Michelle Boisseau

Michelle Boisseau

Photo courtesy of Ms. Boisseau

Bio

Michelle Boisseau's books of poems include A Sunday in God-Years (University of Arkansas Press, 2009); Trembling Air (Arkansas, 2003), a PEN USA finalist Understory, winner of the Morse Prize (Northeastern University Press, 1996); and No Private Life (Vanderbilt 1990). Her work has appeared in The Gettysburg Review, The Southern Review, The Hudson Review, The Kenyon Review, Poetry, Ploughshares, The Threepenny Review, The Yale Review, and Shenandoah. Her textbook Writing Poems, Longman et al., is going into its 8th edition. She has received two awards from The Poetry Society of America and was an NEA recipient in 1989. She is professor of English at the University of Missouri-Kansas City where she is also an editor of BkMk Press.

Author's Statement

I like the fossil buried in the word "encouragement," how it gives heart to the faltering. Sometimes in writing, particularly in writing poems, you find yourself on the edge of a dry, whistling canyon. If there's a river below, it seems only an incoherent rumor of one, its refreshment doesn't reach far enough to touch you. Encouragement--and encouragement materially and spiritually--is the answering voice that responds to the poet's. You might have been on the brink of losing faith, afraid that all that you were hearing in response to your words were echoes of your own voice. Being awarding an NEA Fellowship right now in my life has been to hear the answering voice that says, "Keep going, keep going." I am deeply grateful for the fellowship first to give me some time to focus on my poems and, just as important to me, for the vote of confidence in my work expressed by the panel of fellow poets and other judges.
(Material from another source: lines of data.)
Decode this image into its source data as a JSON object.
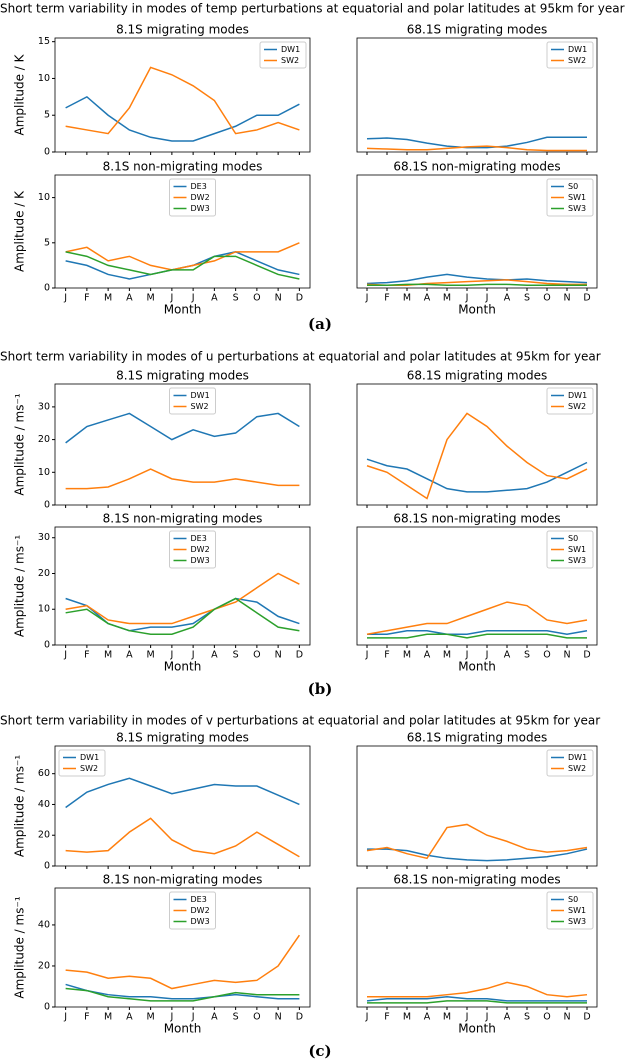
{
  "panels": [
    {
      "title": "Short term variability in modes of temp perturbations at equatorial and polar latitudes at 95km for year",
      "label": "(a)"
    },
    {
      "title": "Short term variability in modes of u perturbations at equatorial and polar latitudes at 95km for year",
      "label": "(b)"
    },
    {
      "title": "Short term variability in modes of v perturbations at equatorial and polar latitudes at 95km for year",
      "label": "(c)"
    }
  ],
  "chart_data": [
    {
      "type": "line",
      "title": "8.1S migrating modes",
      "ylabel": "Amplitude / K",
      "categories": [
        "J",
        "F",
        "M",
        "A",
        "M",
        "J",
        "J",
        "A",
        "S",
        "O",
        "N",
        "D"
      ],
      "ylim": [
        0,
        15.5
      ],
      "yticks": [
        0,
        5,
        10,
        15
      ],
      "legend": "upper right",
      "series": [
        {
          "name": "DW1",
          "color": "#1f77b4",
          "values": [
            6,
            7.5,
            5,
            3,
            2,
            1.5,
            1.5,
            2.5,
            3.5,
            5,
            5,
            6.5
          ]
        },
        {
          "name": "SW2",
          "color": "#ff7f0e",
          "values": [
            3.5,
            3,
            2.5,
            6,
            11.5,
            10.5,
            9,
            7,
            2.5,
            3,
            4,
            3
          ]
        }
      ]
    },
    {
      "type": "line",
      "title": "68.1S migrating modes",
      "categories": [
        "J",
        "F",
        "M",
        "A",
        "M",
        "J",
        "J",
        "A",
        "S",
        "O",
        "N",
        "D"
      ],
      "ylim": [
        0,
        15.5
      ],
      "legend": "upper right",
      "series": [
        {
          "name": "DW1",
          "color": "#1f77b4",
          "values": [
            1.8,
            1.9,
            1.7,
            1.2,
            0.8,
            0.6,
            0.6,
            0.8,
            1.3,
            2,
            2,
            2
          ]
        },
        {
          "name": "SW2",
          "color": "#ff7f0e",
          "values": [
            0.5,
            0.4,
            0.3,
            0.3,
            0.5,
            0.7,
            0.8,
            0.6,
            0.3,
            0.2,
            0.2,
            0.2
          ]
        }
      ]
    },
    {
      "type": "line",
      "title": "8.1S non-migrating modes",
      "ylabel": "Amplitude / K",
      "xlabel": "Month",
      "categories": [
        "J",
        "F",
        "M",
        "A",
        "M",
        "J",
        "J",
        "A",
        "S",
        "O",
        "N",
        "D"
      ],
      "ylim": [
        0,
        12.5
      ],
      "yticks": [
        0,
        5,
        10
      ],
      "legend": "upper center",
      "series": [
        {
          "name": "DE3",
          "color": "#1f77b4",
          "values": [
            3,
            2.5,
            1.5,
            1,
            1.5,
            2,
            2.5,
            3.5,
            4,
            3,
            2,
            1.5
          ]
        },
        {
          "name": "DW2",
          "color": "#ff7f0e",
          "values": [
            4,
            4.5,
            3,
            3.5,
            2.5,
            2,
            2.5,
            3,
            4,
            4,
            4,
            5
          ]
        },
        {
          "name": "DW3",
          "color": "#2ca02c",
          "values": [
            4,
            3.5,
            2.5,
            2,
            1.5,
            2,
            2,
            3.5,
            3.5,
            2.5,
            1.5,
            1
          ]
        }
      ]
    },
    {
      "type": "line",
      "title": "68.1S non-migrating modes",
      "xlabel": "Month",
      "categories": [
        "J",
        "F",
        "M",
        "A",
        "M",
        "J",
        "J",
        "A",
        "S",
        "O",
        "N",
        "D"
      ],
      "ylim": [
        0,
        12.5
      ],
      "legend": "upper right",
      "series": [
        {
          "name": "S0",
          "color": "#1f77b4",
          "values": [
            0.5,
            0.6,
            0.8,
            1.2,
            1.5,
            1.2,
            1,
            0.9,
            1,
            0.8,
            0.7,
            0.6
          ]
        },
        {
          "name": "SW1",
          "color": "#ff7f0e",
          "values": [
            0.4,
            0.3,
            0.3,
            0.5,
            0.6,
            0.7,
            0.8,
            0.9,
            0.7,
            0.5,
            0.4,
            0.4
          ]
        },
        {
          "name": "SW3",
          "color": "#2ca02c",
          "values": [
            0.3,
            0.3,
            0.4,
            0.4,
            0.3,
            0.3,
            0.4,
            0.4,
            0.3,
            0.3,
            0.3,
            0.3
          ]
        }
      ]
    },
    {
      "type": "line",
      "title": "8.1S migrating modes",
      "ylabel": "Amplitude / ms⁻¹",
      "categories": [
        "J",
        "F",
        "M",
        "A",
        "M",
        "J",
        "J",
        "A",
        "S",
        "O",
        "N",
        "D"
      ],
      "ylim": [
        0,
        37
      ],
      "yticks": [
        0,
        10,
        20,
        30
      ],
      "legend": "upper center",
      "series": [
        {
          "name": "DW1",
          "color": "#1f77b4",
          "values": [
            19,
            24,
            26,
            28,
            24,
            20,
            23,
            21,
            22,
            27,
            28,
            24
          ]
        },
        {
          "name": "SW2",
          "color": "#ff7f0e",
          "values": [
            5,
            5,
            5.5,
            8,
            11,
            8,
            7,
            7,
            8,
            7,
            6,
            6
          ]
        }
      ]
    },
    {
      "type": "line",
      "title": "68.1S migrating modes",
      "categories": [
        "J",
        "F",
        "M",
        "A",
        "M",
        "J",
        "J",
        "A",
        "S",
        "O",
        "N",
        "D"
      ],
      "ylim": [
        0,
        37
      ],
      "legend": "upper right",
      "series": [
        {
          "name": "DW1",
          "color": "#1f77b4",
          "values": [
            14,
            12,
            11,
            8,
            5,
            4,
            4,
            4.5,
            5,
            7,
            10,
            13
          ]
        },
        {
          "name": "SW2",
          "color": "#ff7f0e",
          "values": [
            12,
            10,
            6,
            2,
            20,
            28,
            24,
            18,
            13,
            9,
            8,
            11
          ]
        }
      ]
    },
    {
      "type": "line",
      "title": "8.1S non-migrating modes",
      "ylabel": "Amplitude / ms⁻¹",
      "xlabel": "Month",
      "categories": [
        "J",
        "F",
        "M",
        "A",
        "M",
        "J",
        "J",
        "A",
        "S",
        "O",
        "N",
        "D"
      ],
      "ylim": [
        0,
        33
      ],
      "yticks": [
        0,
        10,
        20,
        30
      ],
      "legend": "upper center",
      "series": [
        {
          "name": "DE3",
          "color": "#1f77b4",
          "values": [
            13,
            11,
            6,
            4,
            5,
            5,
            6,
            10,
            13,
            12,
            8,
            6
          ]
        },
        {
          "name": "DW2",
          "color": "#ff7f0e",
          "values": [
            10,
            11,
            7,
            6,
            6,
            6,
            8,
            10,
            12,
            16,
            20,
            17
          ]
        },
        {
          "name": "DW3",
          "color": "#2ca02c",
          "values": [
            9,
            10,
            6,
            4,
            3,
            3,
            5,
            10,
            13,
            9,
            5,
            4
          ]
        }
      ]
    },
    {
      "type": "line",
      "title": "68.1S non-migrating modes",
      "xlabel": "Month",
      "categories": [
        "J",
        "F",
        "M",
        "A",
        "M",
        "J",
        "J",
        "A",
        "S",
        "O",
        "N",
        "D"
      ],
      "ylim": [
        0,
        33
      ],
      "legend": "upper right",
      "series": [
        {
          "name": "S0",
          "color": "#1f77b4",
          "values": [
            3,
            3,
            4,
            4,
            3,
            3,
            4,
            4,
            4,
            4,
            3,
            4
          ]
        },
        {
          "name": "SW1",
          "color": "#ff7f0e",
          "values": [
            3,
            4,
            5,
            6,
            6,
            8,
            10,
            12,
            11,
            7,
            6,
            7
          ]
        },
        {
          "name": "SW3",
          "color": "#2ca02c",
          "values": [
            2,
            2,
            2,
            3,
            3,
            2,
            3,
            3,
            3,
            3,
            2,
            2
          ]
        }
      ]
    },
    {
      "type": "line",
      "title": "8.1S migrating modes",
      "ylabel": "Amplitude / ms⁻¹",
      "categories": [
        "J",
        "F",
        "M",
        "A",
        "M",
        "J",
        "J",
        "A",
        "S",
        "O",
        "N",
        "D"
      ],
      "ylim": [
        0,
        78
      ],
      "yticks": [
        0,
        20,
        40,
        60
      ],
      "legend": "upper left",
      "series": [
        {
          "name": "DW1",
          "color": "#1f77b4",
          "values": [
            38,
            48,
            53,
            57,
            52,
            47,
            50,
            53,
            52,
            52,
            46,
            40
          ]
        },
        {
          "name": "SW2",
          "color": "#ff7f0e",
          "values": [
            10,
            9,
            10,
            22,
            31,
            17,
            10,
            8,
            13,
            22,
            14,
            6
          ]
        }
      ]
    },
    {
      "type": "line",
      "title": "68.1S migrating modes",
      "categories": [
        "J",
        "F",
        "M",
        "A",
        "M",
        "J",
        "J",
        "A",
        "S",
        "O",
        "N",
        "D"
      ],
      "ylim": [
        0,
        78
      ],
      "legend": "upper right",
      "series": [
        {
          "name": "DW1",
          "color": "#1f77b4",
          "values": [
            11,
            11,
            10,
            7,
            5,
            4,
            3.5,
            4,
            5,
            6,
            8,
            11
          ]
        },
        {
          "name": "SW2",
          "color": "#ff7f0e",
          "values": [
            10,
            12,
            8,
            5,
            25,
            27,
            20,
            16,
            11,
            9,
            10,
            12
          ]
        }
      ]
    },
    {
      "type": "line",
      "title": "8.1S non-migrating modes",
      "ylabel": "Amplitude / ms⁻¹",
      "xlabel": "Month",
      "categories": [
        "J",
        "F",
        "M",
        "A",
        "M",
        "J",
        "J",
        "A",
        "S",
        "O",
        "N",
        "D"
      ],
      "ylim": [
        0,
        58
      ],
      "yticks": [
        0,
        20,
        40
      ],
      "legend": "upper center",
      "series": [
        {
          "name": "DE3",
          "color": "#1f77b4",
          "values": [
            11,
            8,
            6,
            5,
            5,
            4,
            4,
            5,
            6,
            5,
            4,
            4
          ]
        },
        {
          "name": "DW2",
          "color": "#ff7f0e",
          "values": [
            18,
            17,
            14,
            15,
            14,
            9,
            11,
            13,
            12,
            13,
            20,
            35
          ]
        },
        {
          "name": "DW3",
          "color": "#2ca02c",
          "values": [
            9,
            8,
            5,
            4,
            3,
            3,
            3,
            5,
            7,
            6,
            6,
            6
          ]
        }
      ]
    },
    {
      "type": "line",
      "title": "68.1S non-migrating modes",
      "xlabel": "Month",
      "categories": [
        "J",
        "F",
        "M",
        "A",
        "M",
        "J",
        "J",
        "A",
        "S",
        "O",
        "N",
        "D"
      ],
      "ylim": [
        0,
        58
      ],
      "legend": "upper right",
      "series": [
        {
          "name": "S0",
          "color": "#1f77b4",
          "values": [
            3,
            4,
            4,
            4,
            5,
            4,
            4,
            3,
            3,
            3,
            3,
            3
          ]
        },
        {
          "name": "SW1",
          "color": "#ff7f0e",
          "values": [
            5,
            5,
            5,
            5,
            6,
            7,
            9,
            12,
            10,
            6,
            5,
            6
          ]
        },
        {
          "name": "SW3",
          "color": "#2ca02c",
          "values": [
            2,
            2,
            2,
            2,
            3,
            3,
            3,
            2,
            2,
            2,
            2,
            2
          ]
        }
      ]
    }
  ]
}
Knowing that such decisions don't come lightly, that they come after Himalayas of work, I am humbled and encouraged and brimming with thanks. 

Monstrance

I don't believe in ghosts though I've seen
milk-steam wandering a darkened room.

I don't believe a big mind regards
all sparrows though I admire the faithful,

how crossing a street or a continent
of trouble they seem confident and frank

as stars.  Cranky and cratered, I maneuver
like a moon of bright remarks.

In famous churches when the chanting
carries me into the showy moment–-

hoc est enim corpus meum–-the golden
rays lifted, bells shaken, incense tempest,

and I'm moved by what I don't believe,
I don't envy believers any more

than I envy beauty its ease, the ocean
its industry.  The sun its long and lonely life.